Seit ich in der Pflege arbeite, beobachte ich ein Phänomen: Der Druck wird von oben nach unten weitergereicht. Die Führung einer Institution beschliesst aus diversen nachvollziehbaren und manchmal auch nicht nachvollziehbaren Gründen, Kosten zu sparen.
Die Konsequenz ist immer die gleiche: Es wird am Personal und damit auch (oder nur) in der Pflege gespart.
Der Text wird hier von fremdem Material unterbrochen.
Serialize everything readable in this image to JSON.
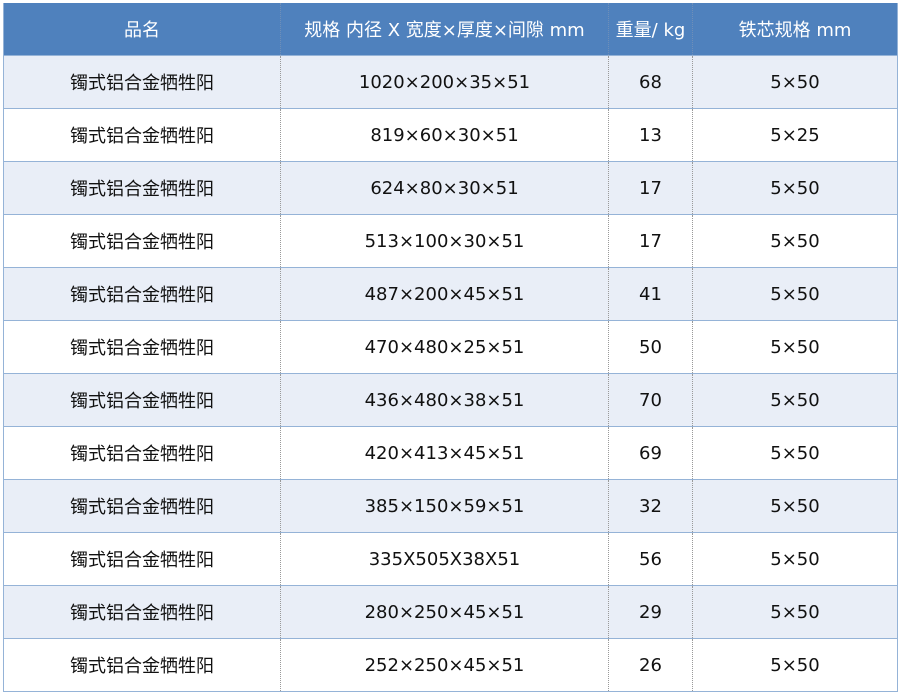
{
  "headers": [
    "品名",
    "规格  内径 X 宽度×厚度×间隙 mm",
    "重量/ kg",
    "铁芯规格 mm"
  ],
  "rows": [
    [
      "镯式铝合金牺牲阳",
      "1020×200×35×51",
      "68",
      "5×50"
    ],
    [
      "镯式铝合金牺牲阳",
      "819×60×30×51",
      "13",
      "5×25"
    ],
    [
      "镯式铝合金牺牲阳",
      "624×80×30×51",
      "17",
      "5×50"
    ],
    [
      "镯式铝合金牺牲阳",
      "513×100×30×51",
      "17",
      "5×50"
    ],
    [
      "镯式铝合金牺牲阳",
      "487×200×45×51",
      "41",
      "5×50"
    ],
    [
      "镯式铝合金牺牲阳",
      "470×480×25×51",
      "50",
      "5×50"
    ],
    [
      "镯式铝合金牺牲阳",
      "436×480×38×51",
      "70",
      "5×50"
    ],
    [
      "镯式铝合金牺牲阳",
      "420×413×45×51",
      "69",
      "5×50"
    ],
    [
      "镯式铝合金牺牲阳",
      "385×150×59×51",
      "32",
      "5×50"
    ],
    [
      "镯式铝合金牺牲阳",
      "335X505X38X51",
      "56",
      "5×50"
    ],
    [
      "镯式铝合金牺牲阳",
      "280×250×45×51",
      "29",
      "5×50"
    ],
    [
      "镯式铝合金牺牲阳",
      "252×250×45×51",
      "26",
      "5×50"
    ]
  ],
  "colors": {
    "header": "#4f81bd",
    "stripe": "#e9eef7",
    "border": "#95b3d7"
  }
}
In der Öffentlichkeit wird dieser Schritt garniert mit Sätzen wie: «Die Pflegequalität wird aufrechterhalten». Spätestens da werde ich ein erstes Mal hellhörig. Übersetzt heisst das doch: «Bisher hat sich die Pflege zu wenig angestrengt.»
Wenn es um einen Stellenabbau geht, werden meist frei werdende Stellen nicht mehr besetzt. Der Druck wächst schleichend.
Dabei kommt es sehr darauf an, welche Pflegedienstleitung der Betrieb hat. Ist sie eher nach oben orientiert und trägt diesen Abbau einfach widerspruchslos mit, wird sie den Druck ungefiltert nach «unten» und somit an die Basis weitergeben.
Häufig sind sich die Pflegedienstleitungen zwar bewusst, dass das früher oder später ins Auge gehen wird, haben aber keine Idee und keinen Mut, die Situation zu entschärfen. Diese Hilflosigkeit, die bis zur Überforderung gehen kann, sind zu erkennen an Sätzen wie «Ich kann die Mitarbeiter auch nicht zeichnen», am Ignorieren des Problems oder an den Vorwürfen an Pflegende, die wegen Krankheit ausfallen.
In einer solchen Situation ist die Spreu vom Weizen unter den Pflegedienstleitungen leicht auszumachen. Ich habe bisher leider mehr Spreu als Weizen gesehen.
So kommt es, dass der Druck ungefiltert die Pflegenden an der Basis trifft.
Und genau in diesem Moment wird die Basis zur Front. Ein Ausnahmezustand entsteht. Was vorher vielleicht noch zu schaffen war, nämlich eine menschenwürdige Pflege, wird unmöglich. Und was tun die Pflegenden? Aufbegehren?
Ja, einige wenige vielleicht. Die meisten machen es wie der Krug, der zum Brunnen geht, bis er bricht. Dieses Brechen kann sich unterschiedlich zeigen. Die einen verlassen das Schlachtfeld früh und hoffen, an einem anderen Ort auf bessere Bedingungen zu treffen.